To overcome these gaps in knowledge, this study aimed at evaluating the gender differences in asthmatic symptoms, pulmonary function, and biomarkers between men and women patients with asthma who were treated with MS + inhaled corticosteroids (ICS).
Methods
Study Participants
Recruitment
The patients were recruited from the outpatient clinics of the Pulmonary and Critical Care Medicine department of “Mauro Scarlato” Hospital in Scafati, Italy.

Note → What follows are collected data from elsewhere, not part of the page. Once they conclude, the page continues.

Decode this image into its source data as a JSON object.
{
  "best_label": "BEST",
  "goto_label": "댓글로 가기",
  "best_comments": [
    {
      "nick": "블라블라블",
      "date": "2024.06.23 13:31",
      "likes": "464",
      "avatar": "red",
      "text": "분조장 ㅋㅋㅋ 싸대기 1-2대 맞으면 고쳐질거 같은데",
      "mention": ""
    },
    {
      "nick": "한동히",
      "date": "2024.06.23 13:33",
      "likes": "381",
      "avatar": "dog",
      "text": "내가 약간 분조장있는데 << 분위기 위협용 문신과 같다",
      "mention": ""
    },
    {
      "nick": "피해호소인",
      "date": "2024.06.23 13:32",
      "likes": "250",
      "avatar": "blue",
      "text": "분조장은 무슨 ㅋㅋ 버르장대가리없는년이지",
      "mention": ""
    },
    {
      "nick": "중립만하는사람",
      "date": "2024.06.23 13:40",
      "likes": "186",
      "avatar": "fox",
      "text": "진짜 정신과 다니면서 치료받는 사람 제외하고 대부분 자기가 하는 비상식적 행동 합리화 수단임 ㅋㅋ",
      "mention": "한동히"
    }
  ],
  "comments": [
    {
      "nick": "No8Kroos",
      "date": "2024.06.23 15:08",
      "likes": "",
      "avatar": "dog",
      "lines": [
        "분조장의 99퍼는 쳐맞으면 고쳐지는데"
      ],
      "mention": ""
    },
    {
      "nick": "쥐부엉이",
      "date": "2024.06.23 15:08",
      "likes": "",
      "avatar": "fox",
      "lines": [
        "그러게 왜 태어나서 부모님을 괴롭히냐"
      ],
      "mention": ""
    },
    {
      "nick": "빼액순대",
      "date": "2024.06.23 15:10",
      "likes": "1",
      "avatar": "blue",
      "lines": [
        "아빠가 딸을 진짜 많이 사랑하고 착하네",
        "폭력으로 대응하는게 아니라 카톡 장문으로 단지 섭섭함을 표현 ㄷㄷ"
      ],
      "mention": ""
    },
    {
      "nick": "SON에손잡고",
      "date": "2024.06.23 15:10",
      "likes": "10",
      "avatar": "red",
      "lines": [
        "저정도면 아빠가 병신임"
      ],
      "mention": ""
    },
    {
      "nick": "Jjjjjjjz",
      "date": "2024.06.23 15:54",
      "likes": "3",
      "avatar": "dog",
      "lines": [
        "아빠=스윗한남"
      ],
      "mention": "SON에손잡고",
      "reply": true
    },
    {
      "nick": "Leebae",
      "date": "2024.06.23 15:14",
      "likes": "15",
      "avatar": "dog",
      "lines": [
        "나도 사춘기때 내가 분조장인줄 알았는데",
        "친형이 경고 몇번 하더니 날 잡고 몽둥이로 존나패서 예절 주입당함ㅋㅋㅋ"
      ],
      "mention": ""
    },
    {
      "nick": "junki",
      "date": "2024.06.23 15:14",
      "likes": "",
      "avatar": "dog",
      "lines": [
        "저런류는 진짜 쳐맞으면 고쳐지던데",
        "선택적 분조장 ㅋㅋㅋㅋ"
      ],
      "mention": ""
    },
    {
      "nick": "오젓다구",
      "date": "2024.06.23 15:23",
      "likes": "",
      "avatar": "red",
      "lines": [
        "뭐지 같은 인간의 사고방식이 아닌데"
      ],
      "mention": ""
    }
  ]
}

Characteristics of the Participants
Asthmatic patients with a history of atopy and documented presence of allergy (see later) were included. We excluded individuals with a history of lung diseases other than asthma, coronary artery disease, congestive heart failure, or any comorbidity such as gastroesophageal reflux or rhino-sinusitis, which could have had an effect on symptoms.
Asthma Diagnosis
Asthma was diagnosed based upon the presence of both: a) respiratory symptoms (wheeze, shortness of breath, chest tightness, and cough) usually triggered by exercise, laughter, allergens, or cold air and worsening at night or on waking or exacerbated by viral infections; and b) expiratory airflow limitation. The asthmatic airflow phenotype was confirmed by one or more of the following: 1) increase in forced expiratory volume in 1 s (FEV1.0) of >12% and >200 ml from baseline in response to 400-mcg albuterol; or 2) excessive variability in twice-daily peak expiratory flow over 2 weeks (average daily diurnal peak expiratory flow variability >20%); or 3) positive bronchial challenge test (drop of ≥20% in FEV1.0 from baseline in response to standard doses of methacholine). The patients underwent intradermal skin testing for immunoglobulin E (IgE)-mediated hypersensitivity. The subjects did not use anti-histaminic drugs for at least 48 h before the skin testing. Allergy skin-prick tests were performed using 14 common aeroallergen extracts (Lofarma, Italy): Dermatophagoides farinae, D. pteronyssinus, cat, dog, ragweed mix, grass mix (timothy, june, orchard), ash, beech, birch, hickory, oak, poplar, and the molds Aspergillus and Alternaria tenuis; histamine (1 mg/ml) and saline (0.9%) solutions were used as positive and negative controls, respectively. Atopy was defined as a positive intradermal test to at least one allergen with a 2+ or greater wheal-and-flare response with or without pseudopods (21 to 30 mm of erythema with a 5- to 10-mm wheal). Histamine reactivity was documented by an intradermal injection of 0.05 ml of a solution containing histamine at 1 mg/ml. Serum samples were screened for total and specific IgE. Total IgE were evaluated by Fluoro-Fast Test (3M Diagnostics Inc., Santa Clara, CA), and an IgE level above 100 IU/ml was considered to be indicative of high probability of atopy. The diagnosis of asthma was successively confirmed by a positive radioallergosorbent (RAST) test for IgE antibodies (RAST-CAP-FEIA, Pharmacia, Uppsala, Sweden). The RAST results were classified as Class 1 (low level of specific IgE), Class 2 (moderate level), Class 3 (high level), and Class 4 (very high level). Only patients with both positive intradermal test and RAST were enrolled.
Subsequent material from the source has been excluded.